#  >  > Travellers Tales in Thailand and Asia >  >  > Laos Forum >  >  > Laos Questions >  >  Laos rent a car

## fishlocker

Has anyone rented a car in Laos recently? If so from where and how much did you pay per day.

Was it a good experience or did it drive you crazy Ha Ha. 

My plan is to arrive in VTE and rent a 4x4 and make my way south to Pakse. Have I lost it or do you believe its a doable plan. I trust my driving more so than the rent a clown on meth drivers. I can control the speed and destination of the trip if I am at the wheel.

I found a place called Sixt and also Avis. Both come in at about 700usd per week. Any one dealt with either of them? 

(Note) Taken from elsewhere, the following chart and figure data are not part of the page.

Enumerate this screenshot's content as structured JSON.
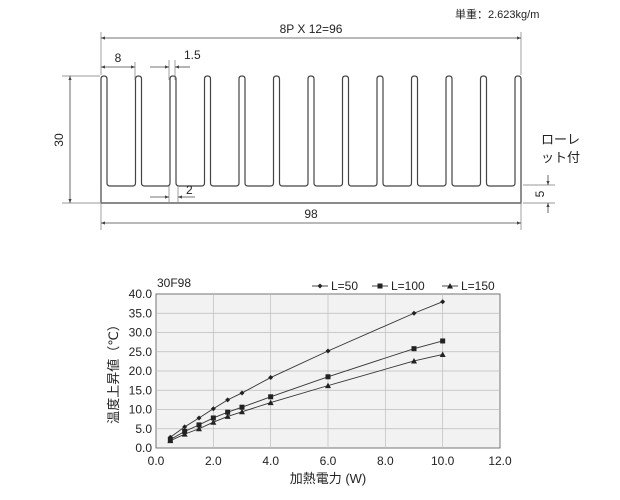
{
  "header": {
    "unit_weight": "単重：2.623kg/m"
  },
  "drawing": {
    "total_width_label": "8P X 12=96",
    "pitch_label": "8",
    "fin_thickness_label": "1.5",
    "fin_root_label": "2",
    "height_label": "30",
    "base_thickness_label": "5",
    "width_label": "98",
    "note_line1": "ローレ",
    "note_line2": "ット付",
    "fin_count": 13
  },
  "chart_data": {
    "type": "line",
    "title": "30F98",
    "xlabel": "加熱電力  (W)",
    "ylabel": "温度上昇値（℃）",
    "xlim": [
      0,
      12
    ],
    "ylim": [
      0,
      40
    ],
    "x_ticks": [
      "0.0",
      "2.0",
      "4.0",
      "6.0",
      "8.0",
      "10.0",
      "12.0"
    ],
    "y_ticks": [
      "0.0",
      "5.0",
      "10.0",
      "15.0",
      "20.0",
      "25.0",
      "30.0",
      "35.0",
      "40.0"
    ],
    "grid": true,
    "legend_position": "top",
    "series": [
      {
        "name": "L=50",
        "marker": "diamond",
        "x": [
          0.5,
          1.0,
          1.5,
          2.0,
          2.5,
          3.0,
          4.0,
          6.0,
          9.0,
          10.0
        ],
        "y": [
          2.8,
          5.5,
          7.8,
          10.2,
          12.5,
          14.3,
          18.3,
          25.2,
          35.0,
          38.0
        ]
      },
      {
        "name": "L=100",
        "marker": "square",
        "x": [
          0.5,
          1.0,
          1.5,
          2.0,
          2.5,
          3.0,
          4.0,
          6.0,
          9.0,
          10.0
        ],
        "y": [
          2.2,
          4.3,
          6.0,
          7.8,
          9.3,
          10.6,
          13.3,
          18.5,
          25.8,
          27.8
        ]
      },
      {
        "name": "L=150",
        "marker": "triangle",
        "x": [
          0.5,
          1.0,
          1.5,
          2.0,
          2.5,
          3.0,
          4.0,
          6.0,
          9.0,
          10.0
        ],
        "y": [
          1.9,
          3.6,
          5.0,
          6.7,
          8.2,
          9.4,
          11.8,
          16.2,
          22.6,
          24.3
        ]
      }
    ]
  }
}
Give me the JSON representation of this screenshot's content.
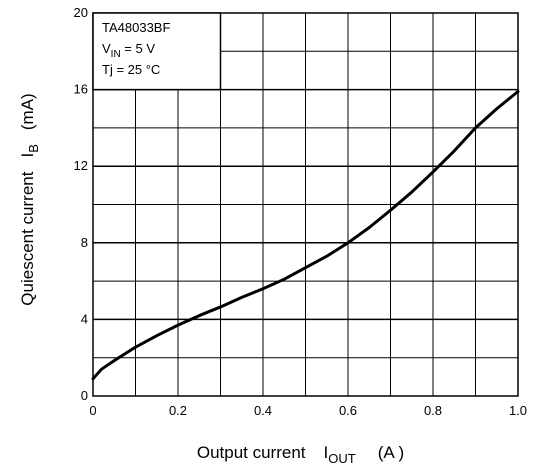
{
  "chart_data": {
    "type": "line",
    "title": "",
    "xlabel": "Output current",
    "xlabel_symbol": "I",
    "xlabel_symbol_sub": "OUT",
    "xlabel_unit": "(A )",
    "ylabel": "Quiescent current",
    "ylabel_symbol": "I",
    "ylabel_symbol_sub": "B",
    "ylabel_unit": "(mA)",
    "xlim": [
      0,
      1.0
    ],
    "ylim": [
      0,
      20
    ],
    "x_ticks": [
      "0",
      "0.2",
      "0.4",
      "0.6",
      "0.8",
      "1.0"
    ],
    "y_ticks": [
      "0",
      "4",
      "8",
      "12",
      "16",
      "20"
    ],
    "grid": true,
    "legend_box": {
      "position": "top-left",
      "part_number": "TA48033BF",
      "vin_label": "V",
      "vin_sub": "IN",
      "vin_value": " = 5 V",
      "tj_label": "Tj = 25 °C"
    },
    "series": [
      {
        "x": [
          0,
          0.02,
          0.05,
          0.1,
          0.15,
          0.2,
          0.25,
          0.3,
          0.35,
          0.4,
          0.45,
          0.5,
          0.55,
          0.6,
          0.65,
          0.7,
          0.75,
          0.8,
          0.85,
          0.9,
          0.95,
          1.0
        ],
        "y": [
          0.9,
          1.4,
          1.85,
          2.55,
          3.15,
          3.7,
          4.2,
          4.65,
          5.15,
          5.6,
          6.1,
          6.7,
          7.3,
          8.0,
          8.8,
          9.7,
          10.65,
          11.7,
          12.8,
          14.0,
          15.0,
          15.9
        ]
      }
    ],
    "colors": {
      "line": "#000000",
      "grid": "#000000",
      "background": "#ffffff"
    }
  }
}
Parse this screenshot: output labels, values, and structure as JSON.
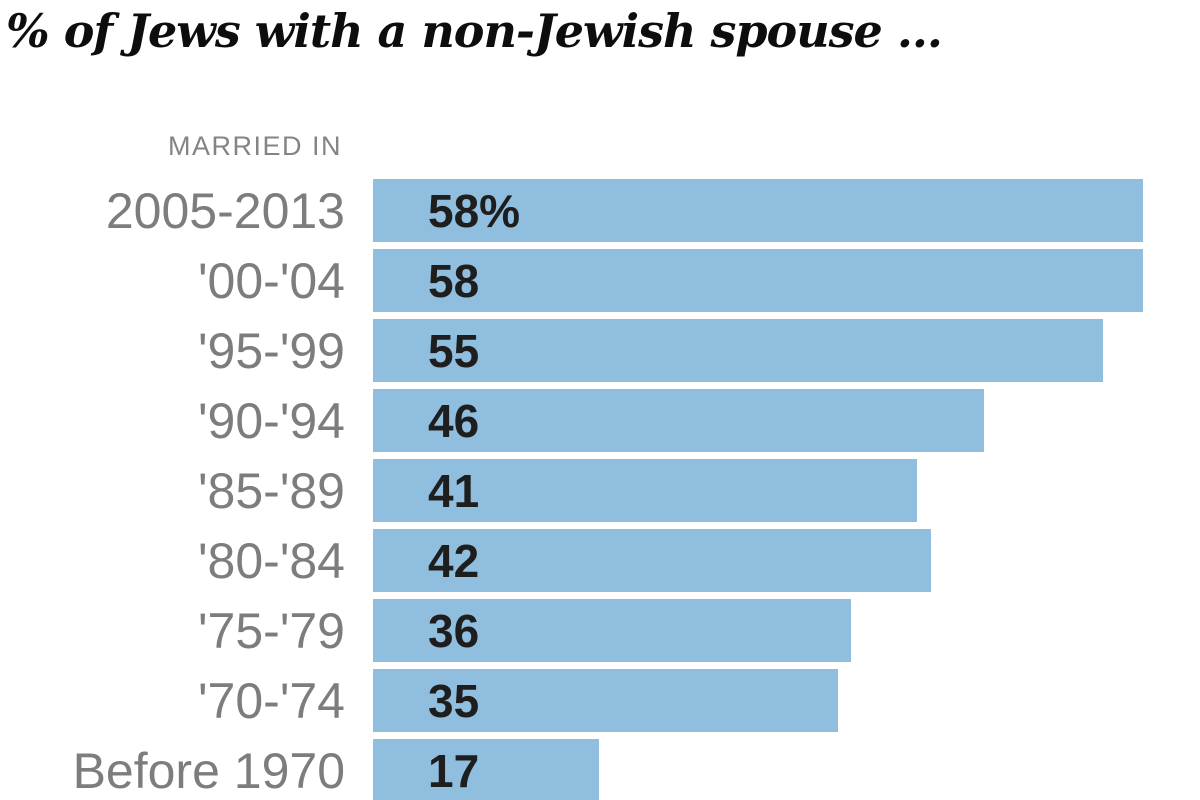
{
  "chart_data": {
    "type": "bar",
    "orientation": "horizontal",
    "title": "% of Jews with a non-Jewish spouse ...",
    "group_label": "MARRIED IN",
    "categories": [
      "2005-2013",
      "'00-'04",
      "'95-'99",
      "'90-'94",
      "'85-'89",
      "'80-'84",
      "'75-'79",
      "'70-'74",
      "Before 1970"
    ],
    "values": [
      58,
      58,
      55,
      46,
      41,
      42,
      36,
      35,
      17
    ],
    "value_labels": [
      "58%",
      "58",
      "55",
      "46",
      "41",
      "42",
      "36",
      "35",
      "17"
    ],
    "xlim": [
      0,
      62
    ],
    "grid": false,
    "legend": false,
    "bar_color": "#90BEDE",
    "label_color": "#7d7d7d",
    "value_color": "#1e1e1e",
    "title_color": "#0d0d0d"
  }
}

We do want to explore the area so this seems like a good plan to us. if you have done this your feedback will be appreciated.

----------


## fishlocker

If I can make it out of VTE without knocking into too many scooters I know I'll be fine. We'll have family show us around VTE and surrounds. I'll learn the route out on 13 and head south. The plan is daytime driving only to minimize the chance of hitting an ox or three. Also the unlit bikes and those tractor wagons that are popular with the farmers. I have two of them somewhere in Laos but I'll be damned if we'll ride them off the farms. 

Rout 13 was good last time I was there and I heard the road to Kong Lor Cave was now paved. That's one place on the list this time around. 

Last time out I paid for a private van for the 10 hour trip. The guy drove like a mad man and I nearly, no I did, loose all my marbles a quarter of the way into the trip. I had the front seat  and had to keep telling my GF to tell this guy to slow the f ck down. He was obviously as def as he was dumb. He kept his brights on at night and all oncoming traffic gave it right back to him. As I recall I had to take some of the duct tape out of my bag to partially cover the headlights as his low beams were shorted and kept blowing fuses so it was high beams or nothing. I found this out at a store we stopped at into the night. I swore I'd not do that again so I feel safer as the driver and will get something new to drive to avoid the bullshit and oxen.

And yes we almost rearended a truck that hit an ox. It was one of those little cab over pickups that has you inches behind the front bumper. The ox was half way into the cab in the middle of the road. The driver quickly swerved around him and kept on going without batting an eye. We may have been able to help those people be he just kept on going like a mad man. I guess If we get in an accident we can count on our bags being helped out but that's about it.

----------


## beerlaodrinker

Avis has 4 wheel drives, mostly ford Rangers , haven't hired one in years but when I used to, Avis was called Asia vehicle rental, it's still run by joe rumble but he sold out to Avis and just manages the business these days, shoot me a pm when you arrive and we will eat a couple of tilapia, washed down by beerlao, I think sixt only have little bubble cars

----------


## fishlocker

Thanks for the offer . It won't be for several months as we are waiting for winter for the get away.  I can finally prove to the little woman that I'm honestly not hooking up with Sophia when on this box. 

She has her suspicions as she fears all things Thai when it comes to hookers and lookers. I'm not exactly shure why she would think the fish would bite. I guess she sees I have the fish eye for eye candy when out in main stream. I guess she recalls what happed to her mountain neighbors to the east last time they trusted an American.  Not that we are all bad, just sayen. Ok I better watch what I'm saying before I end up at the temple drinking the implosion fluid.                    

Take care and if and when we meet don't let on that I'm really not a fish. I don't want to let the good TD members down like that. Besides I really could be................................................  the fish.

----------